We also went to the Museum of Religion, but as it was under restoration we ended up having a conversation with a fortune-teller about the Yoruba religion (carried over to Cuba by the African slaves). Its still widely practiced here, and the Orishas (Yoruba gods) are represented in a wide variety of Cuban music and art
After Adrien left Santiago, I decided to stay a couple more days, and Ondina took it upon herself to take me to visit some of her family members. How sweet! I also met Deniz and Hana, a couple from Harvard who I spent my last day in the city with, climbing La Gran Piedra. It is meant to have an incredible view, that at times allows you to see Haiti and Jamaica. Unfortunately we saw nothing but clouds. After a final Salsa session at the Casa de la Trova, I continued my journey to Baracoa in the Guantanamo region.
La belleza de Guantanamo
I took the 5 hour bus to Baracoa, on the far eastern tip of Cuba. The descent through the mountains was incredible to see...with the views of the coast, sea and leafy vegetation. From what I saw, most of Guantanamo is like this...really lush. My time in Baracoa was split between lazing on Maguana beach, a pretty crescent shaped white sand beach with plenty of natural shade, and hanging out by the Casa de La Trova with some Spanish and Italian travelers. I must have had about 6 cups of coffee one day, at it was the best I have ever tasted..... seriously! Really dark and has an earthy taste.
Corruption of the Bureaucracy
After wondering the town and doing the usual sight seeing, I met a tourist guide who I started talking to about farming here
He then went on to talk resentfully of the CDR, who supposedly benefit from their positions. They apparently always hold back a little of what they distribute, and generally look plumper than other Cubans. All the way up the bureaucracy, he said, the state hold back money, earn higher salaries etc. When I asked why after serving their terms nobody says anything, he explained that after their positions they are secured with good jobs (as managers or chiefs) and recurring rewards so that they can live indefinitely better in the future.
Tourisim in Trinidad
So after 15 hrs in a freezing bus, I arrived in Trinidad
This is definitely the most touristic city I have been to yet. I hadn´t seen such a concentration of travellers in Cuba before, and it was clear that the town had changed because of it. There were a lot of old and young people shamelessly begging for things on the street (some who were even dressed quite well), and the youths generally looked qutie materialistic - supporting Adidas trousers, designer labels and sunglasses that they had received from tourists (perhaps in exchange for something of theirs).
Walking down the streets, there was the usual "where you from?.....friend, do you have something for me from your country?". Sometimes you would just enter a normal conversation with someone, and 3-4 minutes into it, they would ask you for something. Having said that, only a minority of people in Trinidad are like this, but it was all really exposed.

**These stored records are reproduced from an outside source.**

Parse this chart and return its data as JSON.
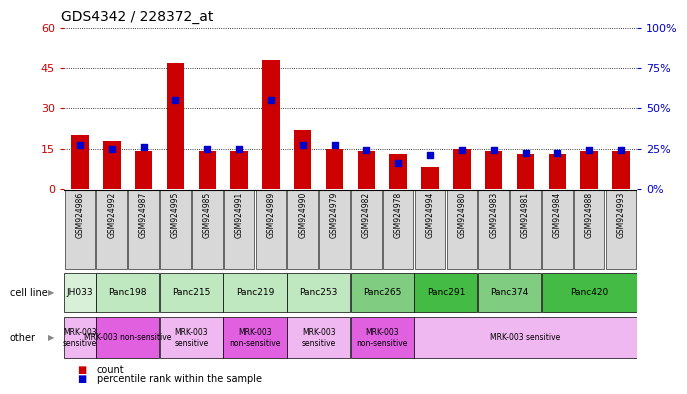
{
  "title": "GDS4342 / 228372_at",
  "samples": [
    "GSM924986",
    "GSM924992",
    "GSM924987",
    "GSM924995",
    "GSM924985",
    "GSM924991",
    "GSM924989",
    "GSM924990",
    "GSM924979",
    "GSM924982",
    "GSM924978",
    "GSM924994",
    "GSM924980",
    "GSM924983",
    "GSM924981",
    "GSM924984",
    "GSM924988",
    "GSM924993"
  ],
  "counts": [
    20,
    18,
    14,
    47,
    14,
    14,
    48,
    22,
    15,
    14,
    13,
    8,
    15,
    14,
    13,
    13,
    14,
    14
  ],
  "percentile_ranks": [
    27,
    25,
    26,
    55,
    25,
    25,
    55,
    27,
    27,
    24,
    16,
    21,
    24,
    24,
    22,
    22,
    24,
    24
  ],
  "cell_lines": [
    {
      "name": "JH033",
      "start": 0,
      "end": 1,
      "color": "#d8f0d8"
    },
    {
      "name": "Panc198",
      "start": 1,
      "end": 3,
      "color": "#c0e8c0"
    },
    {
      "name": "Panc215",
      "start": 3,
      "end": 5,
      "color": "#c0e8c0"
    },
    {
      "name": "Panc219",
      "start": 5,
      "end": 7,
      "color": "#c0e8c0"
    },
    {
      "name": "Panc253",
      "start": 7,
      "end": 9,
      "color": "#c0e8c0"
    },
    {
      "name": "Panc265",
      "start": 9,
      "end": 11,
      "color": "#80cc80"
    },
    {
      "name": "Panc291",
      "start": 11,
      "end": 13,
      "color": "#44bb44"
    },
    {
      "name": "Panc374",
      "start": 13,
      "end": 15,
      "color": "#80cc80"
    },
    {
      "name": "Panc420",
      "start": 15,
      "end": 18,
      "color": "#44bb44"
    }
  ],
  "other_annotations": [
    {
      "label": "MRK-003\nsensitive",
      "start": 0,
      "end": 1,
      "color": "#f0b8f0"
    },
    {
      "label": "MRK-003 non-sensitive",
      "start": 1,
      "end": 3,
      "color": "#e060e0"
    },
    {
      "label": "MRK-003\nsensitive",
      "start": 3,
      "end": 5,
      "color": "#f0b8f0"
    },
    {
      "label": "MRK-003\nnon-sensitive",
      "start": 5,
      "end": 7,
      "color": "#e060e0"
    },
    {
      "label": "MRK-003\nsensitive",
      "start": 7,
      "end": 9,
      "color": "#f0b8f0"
    },
    {
      "label": "MRK-003\nnon-sensitive",
      "start": 9,
      "end": 11,
      "color": "#e060e0"
    },
    {
      "label": "MRK-003 sensitive",
      "start": 11,
      "end": 18,
      "color": "#f0b8f0"
    }
  ],
  "ylim_left": [
    0,
    60
  ],
  "ylim_right": [
    0,
    100
  ],
  "yticks_left": [
    0,
    15,
    30,
    45,
    60
  ],
  "yticks_right": [
    0,
    25,
    50,
    75,
    100
  ],
  "bar_color": "#cc0000",
  "marker_color": "#0000cc",
  "background_color": "#ffffff",
  "title_fontsize": 10,
  "axis_label_color_left": "#cc0000",
  "axis_label_color_right": "#0000cc",
  "legend_items": [
    "count",
    "percentile rank within the sample"
  ],
  "sample_bg_color": "#d8d8d8"
}
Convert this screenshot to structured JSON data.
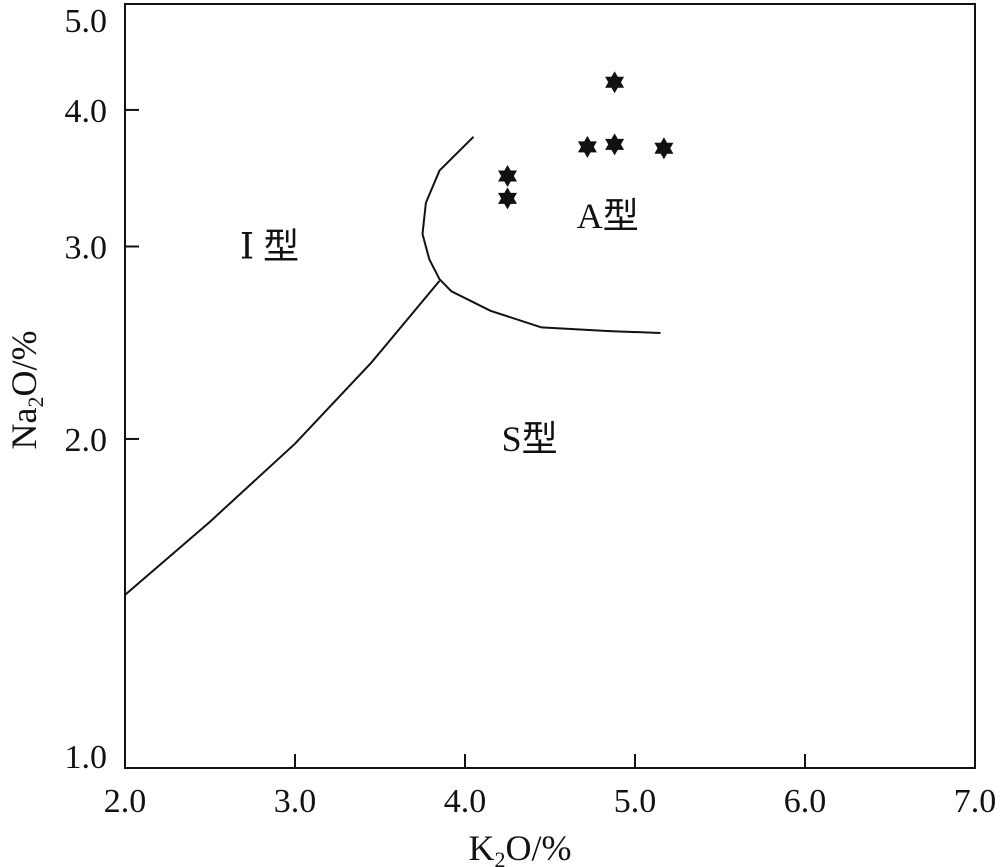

The morning I arrived, I ended up going to Playa Ancon with a Swiss couple (Phillip and Sarah) who are renting a car for a month. My first experience on a Carribbean beach was really something. The water was crystal clear, and as calm as a lake. After spending the day relaxing on the beach and snorkelling, we drove along the coast to catch the sunset. The place we stopped at was rocky with a lot of coral, and Phillip decided on a pre-dusk swim. As he was changing, he dropped his car keys into the water....and we completely freaked out! Luckily he managed to find them again before it got dark, so we were OK. In the evening we sat by las escaleras (the steps) outside the church, where everyone gathers to dance and listen to live salsa music...before moving on to a club deep inside a cave on the mountainside. This was really impressive as you had to go down a couple of flights of stairs until you were quite underground. The DJ box was perched high above the dance floor, almost hitting the roof of the cave.